É importante que o mundo não caia no protecionismo, o que seria péssimo. Na grande depressão houve isto, porque os operários começaram a perder emprego e então o país acaba protegendo seu mercado de trabalho através de vários cerceamentos. Acontecem, então retaliações, e as trocas comerciais, em geral, diminuem. E acaba surgindo uma depressão pior ainda. Temos que ficar de olho nisto, porque o Obama, por um lado representa uma aproximação entre os países, comprou a idéia da regulação, tem força no congresso, em fim, muitos lados positivos.
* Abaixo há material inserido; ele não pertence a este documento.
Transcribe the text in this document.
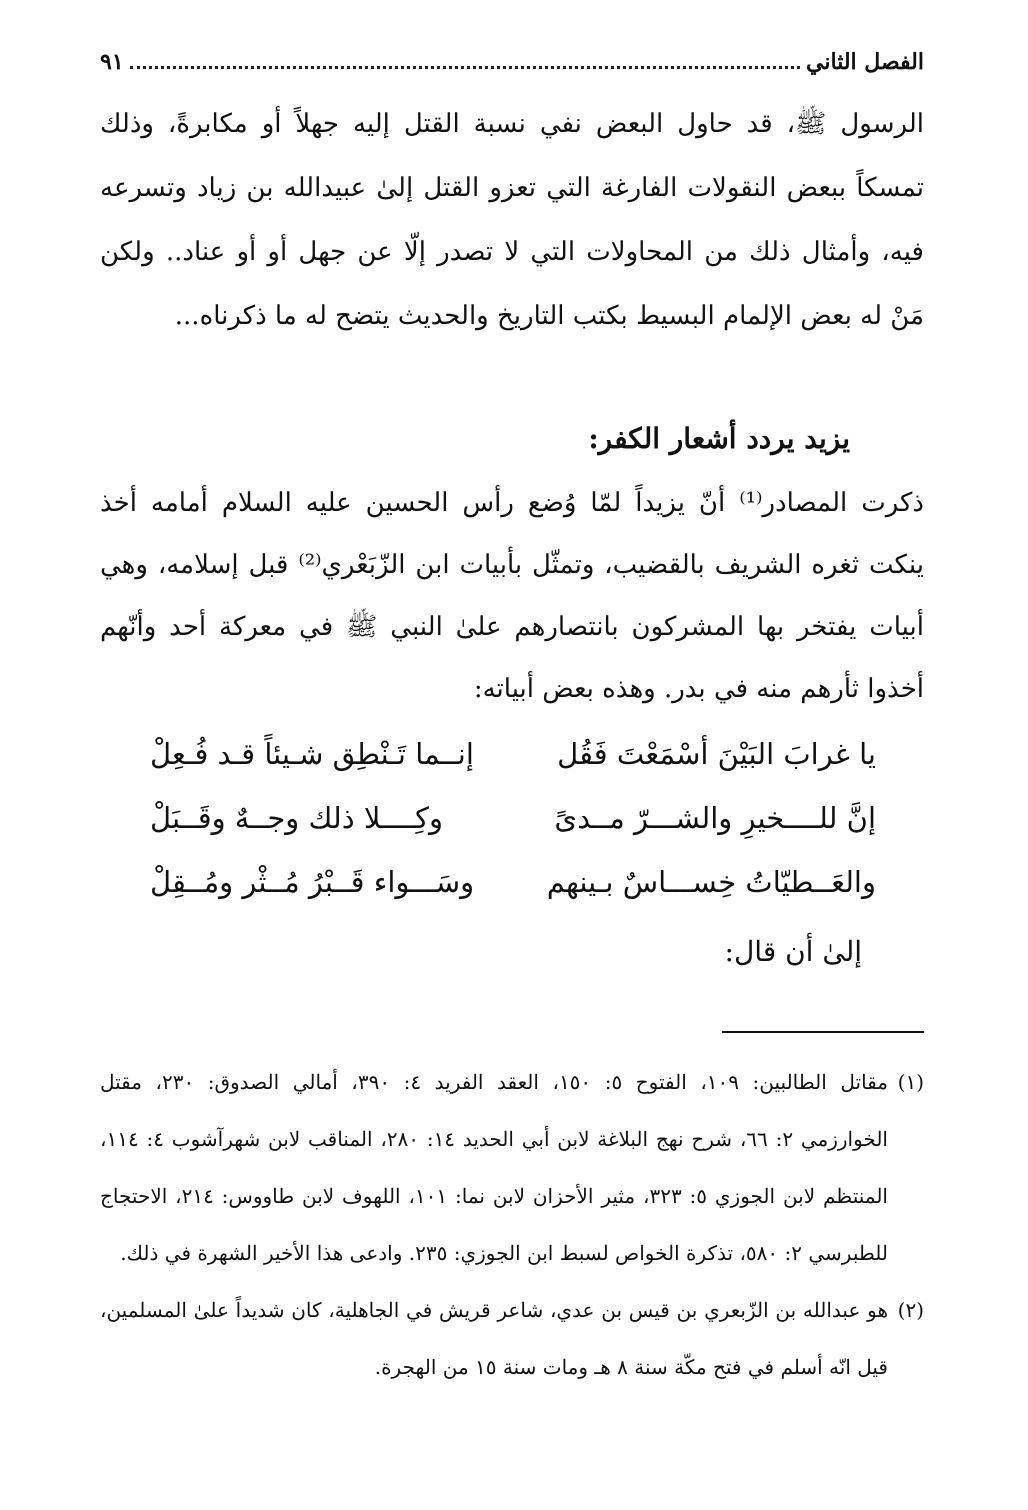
الفصل الثاني
٩١

الرسول ﷺ، قد حاول البعض نفي نسبة القتل إليه جهلاً أو مكابرةً، وذلك تمسكاً ببعض النقولات الفارغة التي تعزو القتل إلىٰ عبيدالله بن زياد وتسرعه فيه، وأمثال ذلك من المحاولات التي لا تصدر إلّا عن جهل أو أو عناد.. ولكن مَنْ له بعض الإلمام البسيط بكتب التاريخ والحديث يتضح له ما ذكرناه...

يزيد يردد أشعار الكفر:

ذكرت المصادر⁽¹⁾ أنّ يزيداً لمّا وُضع رأس الحسين عليه السلام أمامه أخذ ينكت ثغره الشريف بالقضيب، وتمثّل بأبيات ابن الزّبَعْري⁽²⁾ قبل إسلامه، وهي أبيات يفتخر بها المشركون بانتصارهم علىٰ النبي ﷺ في معركة أحد وأنّهم أخذوا ثأرهم منه في بدر. وهذه بعض أبياته:

يا غرابَ البَيْنَ أسْمَعْتَ فَقُل
إنــما تَـنْطِق شـيئاً قـد فُـعِلْ
إنَّ للــــخيرِ والشـــرّ مــدىً
وكِــــلا ذلك وجــهٌ وقَــبَلْ
والعَــطيّاتُ خِســـاسٌ بـينهم
وسَـــواء قَــبْرُ مُــثْر ومُــقِلْ
إلىٰ أن قال:
(١)
مقاتل الطالبين: ١٠٩، الفتوح ٥: ١٥٠، العقد الفريد ٤: ٣٩٠، أمالي الصدوق: ٢٣٠، مقتل الخوارزمي ٢: ٦٦، شرح نهج البلاغة لابن أبي الحديد ١٤: ٢٨٠، المناقب لابن شهرآشوب ٤: ١١٤، المنتظم لابن الجوزي ٥: ٣٢٣، مثير الأحزان لابن نما: ١٠١، اللهوف لابن طاووس: ٢١٤، الاحتجاج للطبرسي ٢: ٥٨٠، تذكرة الخواص لسبط ابن الجوزي: ٢٣٥. وادعى هذا الأخير الشهرة في ذلك.
(٢)
هو عبدالله بن الزّبعري بن قيس بن عدي، شاعر قريش في الجاهلية، كان شديداً علىٰ المسلمين، قيل انّه أسلم في فتح مكّة سنة ٨ هـ ومات سنة ١٥ من الهجرة.
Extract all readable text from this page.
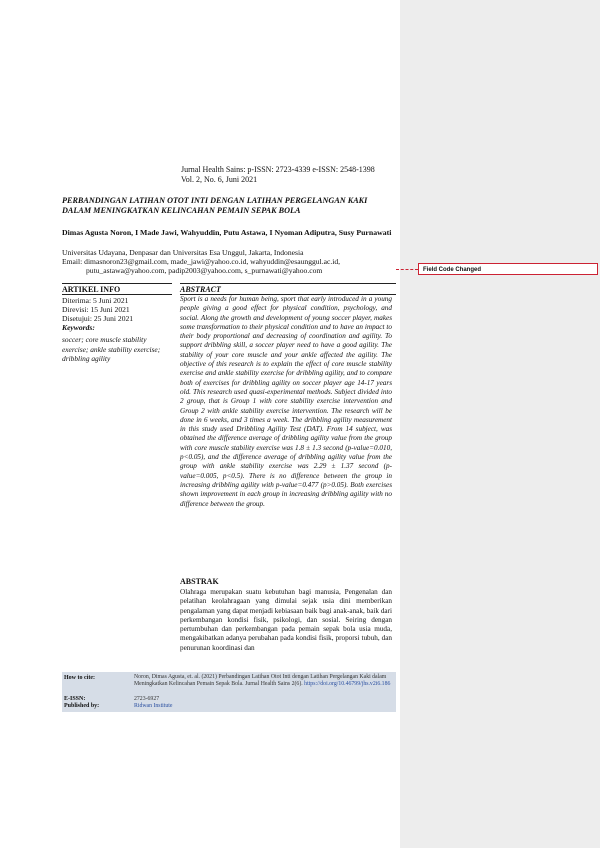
Jurnal Health Sains: p-ISSN: 2723-4339 e-ISSN: 2548-1398
Vol. 2, No. 6, Juni 2021
PERBANDINGAN LATIHAN OTOT INTI DENGAN LATIHAN PERGELANGAN KAKI DALAM MENINGKATKAN KELINCAHAN PEMAIN SEPAK BOLA
Dimas Agusta Noron, I Made Jawi, Wahyuddin, Putu Astawa, I Nyoman Adiputra, Susy Purnawati
Universitas Udayana, Denpasar dan Universitas Esa Unggul, Jakarta, Indonesia
Email: dimasnoron23@gmail.com, made_jawi@yahoo.co.id, wahyuddin@esaunggul.ac.id,
putu_astawa@yahoo.com, padip2003@yahoo.com, s_purnawati@yahoo.com
ARTIKEL INFO
Diterima: 5 Juni 2021
Direvisi: 15 Juni 2021
Disetujui: 25 Juni 2021
Keywords:
soccer; core muscle stability exercise; ankle stability exercise; dribbling agility
ABSTRACT
Sport is a needs for human being, sport that early introduced in a young people giving a good effect for physical condition, psychology, and social. Along the growth and development of young soccer player, makes some transformation to their physical condition and to have an impact to their body proportional and decreasing of coordination and agility. To support dribbling skill, a soccer player need to have a good agility. The stability of your core muscle and your ankle affected the agility. The objective of this research is to explain the effect of core muscle stability exercise and ankle stability exercise for dribbling agility, and to compare both of exercises for dribbling agility on soccer player age 14-17 years old. This research used quasi-experimental methods. Subject divided into 2 group, that is Group 1 with core stability exercise intervention and Group 2 with ankle stability exercise intervention. The research will be done in 6 weeks, and 3 times a week. The dribbling agility measurement in this study used Dribbling Agility Test (DAT). From 14 subject, was obtained the difference average of dribbling agility value from the group with core muscle stability exercise was 1.8 ± 1.3 second (p-value=0.010, p<0.05), and the difference average of dribbling agility value from the group with ankle stability exercise was 2.29 ± 1.37 second (p-value=0.005, p<0.5). There is no difference between the group in increasing dribbling agility with p-value=0.477 (p>0.05). Both exercises shown improvement in each group in increasing dribbling agility with no difference between the group.
ABSTRAK
Olahraga merupakan suatu kebutuhan bagi manusia, Pengenalan dan pelatihan keolahragaan yang dimulai sejak usia dini memberikan pengalaman yang dapat menjadi kebiasaan baik bagi anak-anak, baik dari perkembangan kondisi fisik, psikologi, dan sosial. Seiring dengan pertumbuhan dan perkembangan pada pemain sepak bola usia muda, mengakibatkan adanya perubahan pada kondisi fisik, proporsi tubuh, dan penurunan koordinasi dan
How to cite:	Noron, Dimas Agusta, et. al. (2021) Perbandingan Latihan Otot Inti dengan Latihan Pergelangan Kaki dalam Meningkatkan Kelincahan Pemain Sepak Bola. Jurnal Health Sains 2(6). https://doi.org/10.46799/jhs.v2i6.186
E-ISSN:	2723-6927
Published by:	Ridwan Institute
Field Code Changed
Mas há algo ruim, o Partido Democrata é, tipicamente, mais protecionista. Não está havendo empobrecimento, as crises são diferentes. Agora há coisas novas, e algumas piores, como estes níveis de alavancagem nos derivativos. Mas não se pode, também, matar tudo isto, porque são instrumentos que, bem usados, representam redução de riscos internacionais. Os derivativos foram úteis em muitas situações. Mas tem que regular.

Dubieadade

Tem que haver mais regulação, temos que constatar que houve falhas muito grandes, sobretudo nos Estados Unidos. Esta garantia dada pelo governo tem quer temporária, especialmente por duas agências que meio públicas, meio privadas, sob pena de ter-se conseqüências mais nefastas ainda. Ou é privada, ou é publica. Uma coisa pública não pode ficar garantindo tudo, inclusive bônus privados , indefinidamente. Isto é um erro muito grande, como aconteceu nos Estados Unidos, e até por influência do governo.

Muitas falhas

Não se pode acabar com o mercado de balcão, que tem também seu papel, mas na bolsa os riscos agregados são menores. Terá que haver uma supervisão internacional, porque os bancos têm uma exposição internacional. Mas tem que se aprofundar muito este processo, com criação de organismos novos e aumentar o papel fiscalizatório de um super FMI. Outra coisa é que as agências, não sei exatamente como, devem ser mais transparentes. Os bancos de investimento deviam acabar, na prática. Enfim, são muitas falhas que ficaram mais nítidas depois da crise e que devem ser evitadas. Seguro de depósito mais amplos, porque o sistema financeiro cumpre um papel importantíssimo na sociedade moderna e isso tudo tem s que ser repensado em uma nova arquitetura

Decisões

Tem certas coisas que estão mais ou menos decididas. Vai ser controlada a off balance shit (lançamentos fora do balanço). Os bancos não registravam certas operações em seus balanços, como os derivativos feitos em cima da subprime. Diziam que não tinham responsabilidades sobre esses derivativos, mas, no fundo, tinham, porque perdiam capital do mesmo jeito. Primeiro, o Paulson era pela liberdade absoluta, depois enviou um projeto de lei ao Congresso, no ano passado, neste sentido autorizando o Federal Reserve a regular qualquer coisa que pudesse originar risco sistêmico. Nem se fala mais nesse projeto, provavelmente vai ser outro, mas isto vai ter que acontecer, a regulação dessas operações fora do balanço.

Perigo

Outra coisa importante é saber quão rigoroso vão ser os Estados Unidos na concessão de empréstimos imobiliários. Isto é um terreno muito perigoso, não se pode fixar, de repente, a regra, só compra se puder dar 30% de entrada. Isto restringiria muito o mercado para pessoas de baixa renda.

Basiléia 10

Tem que se ter modelos econométricos melhores na área de risco sistêmico , com desenvolvimento de novos instrumentos. Basiléia (acordo já na segunda versão, firmado na Suíça, para limitar a alavancagem de bancos comerciais). foi um avanço nisso, mas eu brincava com meus alunos, vamos fazer um exercício e pensar num Basiléia 10, por exemplo.